As you drive north from Herat towards the dusty town of Towrahgundi, a smuggler’s den on the border with Turkmenistan, you take a trip through Afghan history. On the other side of three inches of bulletproof glass, centuries pass.
From the scarred U.S. Consulate still under reconstruction from a September attack, one passes the Mujahedeen Museum where the memorabilia of the war against Russia is proudly displayed, guarded by an abandoned MiG fighter. Climbing in elevation, one begins to pass ostentatious restaurants and four-story houses, surfaced in white and blue Herati marble, above the campus of Herat University. The sight brings to mind ancient Herat, a center of commerce and culture where is it said one could not extend a foot without kicking a poet.
Continuing on, the marble décor falls away in favor of brick, and the buildings begin to shrink, moving quickly from five stories down to one. After a few miles the brick turns to packed mud and the power lines cease to reach down to the structures below. Driving on, eventually all structures disappear, replaced by tarp-covered entries into the rocky, brown hillside outside of which children play and laundry hangs. Between the hills, farmers in a honeycomb of irrigated plots struggle to scratch life from the ground.
Even this last vestige of civilization fades, with the clanging of bells around the neck of a shepherd’s flock marking the end of Herat’s reach. Beyond, there is nothing for miles but dry, blue sky and desiccated, brown countryside. In some trick of optics, the thick glass brightens the blue of the sky.

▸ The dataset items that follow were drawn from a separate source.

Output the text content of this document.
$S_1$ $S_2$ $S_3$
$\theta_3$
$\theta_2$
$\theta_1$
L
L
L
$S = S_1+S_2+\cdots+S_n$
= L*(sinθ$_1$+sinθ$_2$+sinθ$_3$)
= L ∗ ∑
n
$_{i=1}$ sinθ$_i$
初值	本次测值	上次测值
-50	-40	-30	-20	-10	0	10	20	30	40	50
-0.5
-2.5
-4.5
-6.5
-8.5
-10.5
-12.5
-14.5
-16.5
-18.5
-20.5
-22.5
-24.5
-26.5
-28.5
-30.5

It is said America has not fought a 12-year war in Afghanistan but rather 12 one-year wars, each defined by a different focus, sometimes at cross-purposes with the efforts of the years before. The year ahead is focused on logistical retrograde with consolidation into a few enduring bases. Any facility not handed over to the Afghans is to be restored to conditions prior to 2001.
Camp Stone, a sprawling base in Herat province, is one of the bases being retrograded. Once home to over a thousand American soldiers, it served as the center of American operations in Herat. Though a portion of it has been turned over to the Afghan National Army, the vast majority of it has been returned to windswept wasteland. American soldiers even collected the gravel onto trucks protected by the massive armored vehicles and drove it away. Scoured over by men looking for anything that could be sold, then by children collecting anything that could be burned, eventually even the tumbleweeds were packed onto a mule’s back and carried off.
For Americans charged with helping to building a better future for Afghanistan, the effort to return much of the country to emptiness is difficult to accept.
But where it appears there is only emptiness, if you keep driving north from Herat on a Friday afternoon during warm weather, an amazing thing happens. Eventually the hillsides begin to be dotted with picnicking groups. Through the glass you can see men, children, and even a few women sitting on blankets, sharing a meal or an apple-flavored water pipe, and challenging their trucks in climbs up the sheer hillsides.
Is such a peaceful scene possible because of our withdrawal or is it the last gasp of Herati families trying to hold on to normalcy in the face of potentially violent future? Is this a sight to celebrate or, in a region known for opium smuggling since the fall of the Taliban, is something sadly illicit happening?
I am told it is no longer our responsibility to find out, and it likely is beyond our capability to do so. That is what ending this war means—accepting what we cannot do and hoping we have done enough. A painful proposition when it is a truism that “hope” is not a military option.
As this last phase of the Afghan war begins, the ability to disassociate oneself from the Afghan people seems vital. Their future and ours are diverging. After so many years in which their protection and well-being were the goals of every servicemember, the new reality is strange to accept. Perhaps President Karzai will allow an American presence past 2014, perhaps not, but regardless, that presence will not be the guarantor of progress in this nation.
Disassociation has long been a necessary skill for a servicemember. It is taught to quicken a trigger pull with another human being in a weapon’s sights. It is used as a body’s heat signature fades after a drone strike. And now it is used to a different end as we pack up, with the fate of Afghan friends, comrades, and innocents still uncertain.
Today, technology allows me to reach across the world to celebrate Christmas with my daughter and wife, even as the coalition retreats from efforts to improve the lives of Afghan women and children. It is little wonder that this lifestyle scars — even those unscathed by violence. How many times can you cycle your sympathy towards fellow human beings before damaging the switch? How long can you live behind glass before you can no longer break through? Perhaps those questions reach beyond the military experience here.
Every service member will eventually leave Herat, the numbers dwindle by the week. Most will fly out rather than drive. But as they leave Herat, each will likely encounter their own undefined landscape. Each will likely be challenged to examine their past here and make something of that landscape. I hope that despite the disappointments for what we have been unable to accomplish in Afghanistan, my horizon — and the horizon of those with whom I have served — will be filled with picnicking families rather than simply empty desolation. And when I return to my loved ones in the new year, I pray that Herat will be left with more than simply rolling tumbleweeds to remember us by.